I am a beautiful monster
who shares his secrets with the wind.
What I love most in others
It’s a compelling thing for Doireann Ni Ghrioghair and Vanessa Mitter to use Francis Picabia as their muse, he would have readily returned the compliment. The opening stanza quoted above from Picabia’s poem BACCARAT, speaks of excess and a gleeful narcissism; the two qualities Ni Ghrioghair and Mitter employ to effect in their work, pushing the notion of taste to the limit. I am a Beautiful Monster posits our Western cultural landscape as a stream of excesses and self-serving distortions.
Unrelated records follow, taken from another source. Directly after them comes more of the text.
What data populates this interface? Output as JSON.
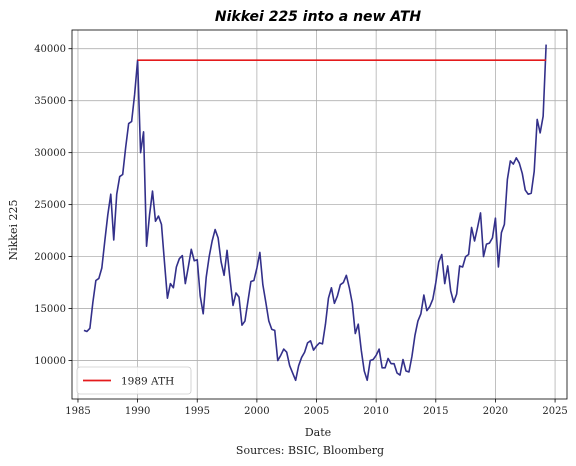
{
  "figure": {
    "source_note": "Sources: BSIC, Bloomberg"
  },
  "chart_data": {
    "type": "line",
    "title": "Nikkei 225 into a new ATH",
    "xlabel": "Date",
    "ylabel": "Nikkei 225",
    "xlim": [
      1984.5,
      2026.0
    ],
    "ylim": [
      6300,
      41800
    ],
    "x_ticks": [
      1985,
      1990,
      1995,
      2000,
      2005,
      2010,
      2015,
      2020,
      2025
    ],
    "y_ticks": [
      10000,
      15000,
      20000,
      25000,
      30000,
      35000,
      40000
    ],
    "grid": true,
    "legend_position": "lower-left",
    "series": [
      {
        "name": "",
        "color": "#33308a",
        "x": [
          1985.5,
          1985.75,
          1986.0,
          1986.25,
          1986.5,
          1986.75,
          1987.0,
          1987.25,
          1987.5,
          1987.75,
          1988.0,
          1988.25,
          1988.5,
          1988.75,
          1989.0,
          1989.25,
          1989.5,
          1989.75,
          1990.0,
          1990.25,
          1990.5,
          1990.75,
          1991.0,
          1991.25,
          1991.5,
          1991.75,
          1992.0,
          1992.25,
          1992.5,
          1992.75,
          1993.0,
          1993.25,
          1993.5,
          1993.75,
          1994.0,
          1994.25,
          1994.5,
          1994.75,
          1995.0,
          1995.25,
          1995.5,
          1995.75,
          1996.0,
          1996.25,
          1996.5,
          1996.75,
          1997.0,
          1997.25,
          1997.5,
          1997.75,
          1998.0,
          1998.25,
          1998.5,
          1998.75,
          1999.0,
          1999.25,
          1999.5,
          1999.75,
          2000.0,
          2000.25,
          2000.5,
          2000.75,
          2001.0,
          2001.25,
          2001.5,
          2001.75,
          2002.0,
          2002.25,
          2002.5,
          2002.75,
          2003.0,
          2003.25,
          2003.5,
          2003.75,
          2004.0,
          2004.25,
          2004.5,
          2004.75,
          2005.0,
          2005.25,
          2005.5,
          2005.75,
          2006.0,
          2006.25,
          2006.5,
          2006.75,
          2007.0,
          2007.25,
          2007.5,
          2007.75,
          2008.0,
          2008.25,
          2008.5,
          2008.75,
          2009.0,
          2009.25,
          2009.5,
          2009.75,
          2010.0,
          2010.25,
          2010.5,
          2010.75,
          2011.0,
          2011.25,
          2011.5,
          2011.75,
          2012.0,
          2012.25,
          2012.5,
          2012.75,
          2013.0,
          2013.25,
          2013.5,
          2013.75,
          2014.0,
          2014.25,
          2014.5,
          2014.75,
          2015.0,
          2015.25,
          2015.5,
          2015.75,
          2016.0,
          2016.25,
          2016.5,
          2016.75,
          2017.0,
          2017.25,
          2017.5,
          2017.75,
          2018.0,
          2018.25,
          2018.5,
          2018.75,
          2019.0,
          2019.25,
          2019.5,
          2019.75,
          2020.0,
          2020.25,
          2020.5,
          2020.75,
          2021.0,
          2021.25,
          2021.5,
          2021.75,
          2022.0,
          2022.25,
          2022.5,
          2022.75,
          2023.0,
          2023.25,
          2023.5,
          2023.75,
          2024.0,
          2024.25
        ],
        "y": [
          12900,
          12800,
          13100,
          15600,
          17700,
          17900,
          18900,
          21500,
          24000,
          26000,
          21600,
          26000,
          27700,
          27900,
          30500,
          32800,
          33000,
          35600,
          38900,
          30000,
          32000,
          21000,
          24000,
          26300,
          23400,
          23900,
          23100,
          19500,
          16000,
          17400,
          17000,
          19000,
          19800,
          20100,
          17400,
          19000,
          20700,
          19600,
          19700,
          16200,
          14500,
          18000,
          20000,
          21500,
          22600,
          21800,
          19500,
          18200,
          20600,
          17800,
          15300,
          16500,
          16100,
          13400,
          13800,
          15700,
          17600,
          17700,
          18900,
          20400,
          17300,
          15600,
          13800,
          13000,
          12900,
          10000,
          10500,
          11100,
          10800,
          9500,
          8800,
          8100,
          9500,
          10300,
          10800,
          11700,
          11900,
          11000,
          11400,
          11700,
          11600,
          13500,
          16000,
          17000,
          15500,
          16200,
          17300,
          17500,
          18200,
          17000,
          15500,
          12600,
          13500,
          11000,
          9000,
          8100,
          10000,
          10100,
          10500,
          11100,
          9300,
          9300,
          10200,
          9700,
          9700,
          8800,
          8600,
          10100,
          9000,
          8900,
          10400,
          12400,
          13800,
          14500,
          16300,
          14800,
          15200,
          15900,
          17500,
          19500,
          20200,
          17400,
          19100,
          16700,
          15600,
          16400,
          19100,
          19000,
          20000,
          20200,
          22800,
          21500,
          22800,
          24200,
          20000,
          21200,
          21300,
          21800,
          23700,
          19000,
          22300,
          23100,
          27400,
          29200,
          28900,
          29500,
          29000,
          28000,
          26400,
          26000,
          26100,
          28200,
          33200,
          31900,
          33500,
          40400
        ]
      },
      {
        "name": "1989 ATH",
        "color": "#e41a1c",
        "x": [
          1990.0,
          2024.25
        ],
        "y": [
          38900,
          38900
        ]
      }
    ]
  }
}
For Ni Ghrioghair classical architecture, with its columns standing proud and erect, is the perfect symbol of excess and narcissistic entitlement. Taking latex moulds of the eighteenth-century architecture of Dublin Castle, she mercilessly recast those columns in the unsupported latex moulds causing the columns to bend, buckle, deflate and become flaccid. If classical columns project an idealised form, Ni Ghrioghair’s sculptures render their subjects flawed, bulging, and fatigued with a magnetic allure. These historical fragments become enervated totems to a faltering empire.
Mitter’s paintings are high-octane and caustic, using the female form, that excessively sexualised allegory of all that is good, to make her point that the female gender is wrapped in a sweetness that can only ever mean ‘superfluous’ – like a perfectly formed, plump and curvy hollow candy wrapper. She uses endless layers of patterning, collage, and florid colouring to deliberate extreme; to the point that when viewed in the flesh, they are almost too vivid, too excessive.
Even with these in-your-face distortions, the works in I am a Beautiful Monster, have a beauty about them. It’s beauty on their terms, which is what true beauty is.